Difference Between Structured and Unstructured Data
Following are some major differences between structured and unstructured data.
- Structured data is quantitative, while unstructured data is qualitative.
- Structured data involves alphanumeric characters, but unstructured data has non-character digital representation.
- One can integrate structured data in simple SQL methods, but unstructured requires specific tools.

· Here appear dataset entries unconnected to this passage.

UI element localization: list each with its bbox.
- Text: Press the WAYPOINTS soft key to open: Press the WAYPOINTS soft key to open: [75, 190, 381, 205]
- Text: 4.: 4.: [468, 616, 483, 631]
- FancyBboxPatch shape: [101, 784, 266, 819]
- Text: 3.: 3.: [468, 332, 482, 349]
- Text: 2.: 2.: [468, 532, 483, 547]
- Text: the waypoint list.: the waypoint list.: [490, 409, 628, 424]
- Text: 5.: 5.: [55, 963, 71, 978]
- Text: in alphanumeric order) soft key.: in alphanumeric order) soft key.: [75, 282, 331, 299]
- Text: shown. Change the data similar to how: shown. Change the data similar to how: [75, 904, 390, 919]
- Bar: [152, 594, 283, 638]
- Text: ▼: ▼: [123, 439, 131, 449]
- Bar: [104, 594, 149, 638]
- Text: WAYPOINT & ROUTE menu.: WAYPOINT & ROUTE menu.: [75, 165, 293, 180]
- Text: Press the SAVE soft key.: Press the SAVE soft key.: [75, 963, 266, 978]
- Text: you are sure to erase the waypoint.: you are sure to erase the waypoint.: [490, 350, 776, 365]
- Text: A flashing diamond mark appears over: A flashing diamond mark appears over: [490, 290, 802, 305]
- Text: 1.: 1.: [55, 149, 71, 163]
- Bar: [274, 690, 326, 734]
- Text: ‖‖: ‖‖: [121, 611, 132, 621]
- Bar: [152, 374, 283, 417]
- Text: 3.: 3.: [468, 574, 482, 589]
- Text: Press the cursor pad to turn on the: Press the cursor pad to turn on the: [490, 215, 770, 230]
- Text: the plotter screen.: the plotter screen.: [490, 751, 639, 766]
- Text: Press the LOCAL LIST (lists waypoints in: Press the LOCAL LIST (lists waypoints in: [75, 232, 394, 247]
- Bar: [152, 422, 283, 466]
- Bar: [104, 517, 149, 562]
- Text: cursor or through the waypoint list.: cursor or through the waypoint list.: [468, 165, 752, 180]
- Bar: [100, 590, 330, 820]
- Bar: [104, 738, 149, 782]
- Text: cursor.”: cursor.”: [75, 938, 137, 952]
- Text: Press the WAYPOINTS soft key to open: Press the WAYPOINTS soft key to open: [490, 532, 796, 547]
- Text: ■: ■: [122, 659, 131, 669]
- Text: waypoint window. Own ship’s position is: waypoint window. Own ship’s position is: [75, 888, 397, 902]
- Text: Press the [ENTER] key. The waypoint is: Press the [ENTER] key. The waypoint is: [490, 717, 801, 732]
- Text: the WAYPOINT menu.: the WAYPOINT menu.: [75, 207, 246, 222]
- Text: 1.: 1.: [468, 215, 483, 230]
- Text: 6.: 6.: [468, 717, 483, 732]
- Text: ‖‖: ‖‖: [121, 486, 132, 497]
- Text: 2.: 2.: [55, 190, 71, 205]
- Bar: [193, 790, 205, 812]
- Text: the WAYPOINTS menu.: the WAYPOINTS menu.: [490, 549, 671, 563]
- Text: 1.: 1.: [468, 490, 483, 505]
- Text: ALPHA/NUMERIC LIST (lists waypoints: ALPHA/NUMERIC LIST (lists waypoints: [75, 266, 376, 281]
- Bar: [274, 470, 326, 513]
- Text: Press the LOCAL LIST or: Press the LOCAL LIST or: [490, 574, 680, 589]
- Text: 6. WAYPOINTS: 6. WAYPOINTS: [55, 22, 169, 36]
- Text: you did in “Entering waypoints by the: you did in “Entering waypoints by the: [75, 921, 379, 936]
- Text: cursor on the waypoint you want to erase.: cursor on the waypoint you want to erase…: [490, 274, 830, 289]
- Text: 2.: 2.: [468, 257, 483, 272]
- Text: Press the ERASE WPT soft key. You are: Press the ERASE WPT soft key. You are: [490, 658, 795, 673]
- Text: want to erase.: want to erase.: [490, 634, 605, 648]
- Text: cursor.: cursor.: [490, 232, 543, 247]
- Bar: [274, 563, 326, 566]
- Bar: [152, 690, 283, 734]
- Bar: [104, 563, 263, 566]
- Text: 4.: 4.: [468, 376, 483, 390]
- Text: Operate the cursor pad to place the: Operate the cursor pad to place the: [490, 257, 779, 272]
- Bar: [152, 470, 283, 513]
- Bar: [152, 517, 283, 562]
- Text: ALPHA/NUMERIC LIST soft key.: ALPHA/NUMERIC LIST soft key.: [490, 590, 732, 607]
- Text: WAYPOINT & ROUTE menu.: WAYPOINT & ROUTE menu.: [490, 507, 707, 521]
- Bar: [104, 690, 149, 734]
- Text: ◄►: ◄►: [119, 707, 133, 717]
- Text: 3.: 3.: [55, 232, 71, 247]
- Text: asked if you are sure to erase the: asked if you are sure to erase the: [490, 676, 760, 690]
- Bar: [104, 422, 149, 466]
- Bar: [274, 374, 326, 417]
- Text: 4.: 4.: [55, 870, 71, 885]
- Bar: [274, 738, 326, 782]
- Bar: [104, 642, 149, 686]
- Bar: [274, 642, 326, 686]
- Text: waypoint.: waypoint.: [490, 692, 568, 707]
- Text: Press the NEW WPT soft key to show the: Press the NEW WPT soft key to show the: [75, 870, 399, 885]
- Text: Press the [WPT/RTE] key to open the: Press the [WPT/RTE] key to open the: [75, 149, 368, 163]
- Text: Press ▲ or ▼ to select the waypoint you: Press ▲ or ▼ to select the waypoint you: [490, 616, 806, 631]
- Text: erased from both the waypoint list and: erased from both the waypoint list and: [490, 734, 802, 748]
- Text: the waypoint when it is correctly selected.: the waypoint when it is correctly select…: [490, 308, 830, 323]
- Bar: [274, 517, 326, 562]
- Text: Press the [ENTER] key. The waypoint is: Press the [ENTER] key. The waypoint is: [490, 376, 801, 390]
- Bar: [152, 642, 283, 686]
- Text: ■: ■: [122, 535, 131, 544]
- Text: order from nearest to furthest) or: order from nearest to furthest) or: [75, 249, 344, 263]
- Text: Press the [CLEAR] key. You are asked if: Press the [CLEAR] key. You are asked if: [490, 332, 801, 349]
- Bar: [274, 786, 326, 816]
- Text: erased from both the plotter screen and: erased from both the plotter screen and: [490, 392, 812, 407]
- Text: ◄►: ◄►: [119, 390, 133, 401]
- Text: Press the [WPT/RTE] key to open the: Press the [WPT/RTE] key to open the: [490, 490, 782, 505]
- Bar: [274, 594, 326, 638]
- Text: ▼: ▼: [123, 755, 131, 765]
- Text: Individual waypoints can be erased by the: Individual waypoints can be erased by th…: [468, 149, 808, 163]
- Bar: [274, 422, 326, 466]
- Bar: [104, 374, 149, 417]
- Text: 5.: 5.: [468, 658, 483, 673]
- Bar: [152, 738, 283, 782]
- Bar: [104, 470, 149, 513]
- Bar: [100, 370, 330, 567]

Structured and Unstructured Data: Impact on ITOps and Business Needs
Business enterprises are incorporating AIOps artificial intelligence for IT operations. An essential part of these operations includes big data analytics and data mining. In this case, the availability of both structured and unstructured data is important. While structured data is essential for data mining, unstructured data is important for data analytics, especially because it is available in a large volume and is versatile. Unstructured data is also used to achieve marketing intelligence. Quick scanning of available datasets and unstructured data generated from customer behaviour can help businesses figure out what will boost their services. Structured data, on the other hand, has a few practical uses. These include enhancing AMP, ensuring website visibility on Google Knowledge and Graphs, improving click-through rates.
In recent times, companies have been moving towards hyper-automation. In ITOps, hyper-automation can assist in dependency mapping and auto-discovery. It can also make data more accessible to businesses by converting available unstructured data to structured data.
Conclusion
Both structured and unstructured data can help businesses. It is important to know when to use what data and how to analyze current and historical information. Businesses can benefit from leveraging both types of data and establishing services that will generate more revenue.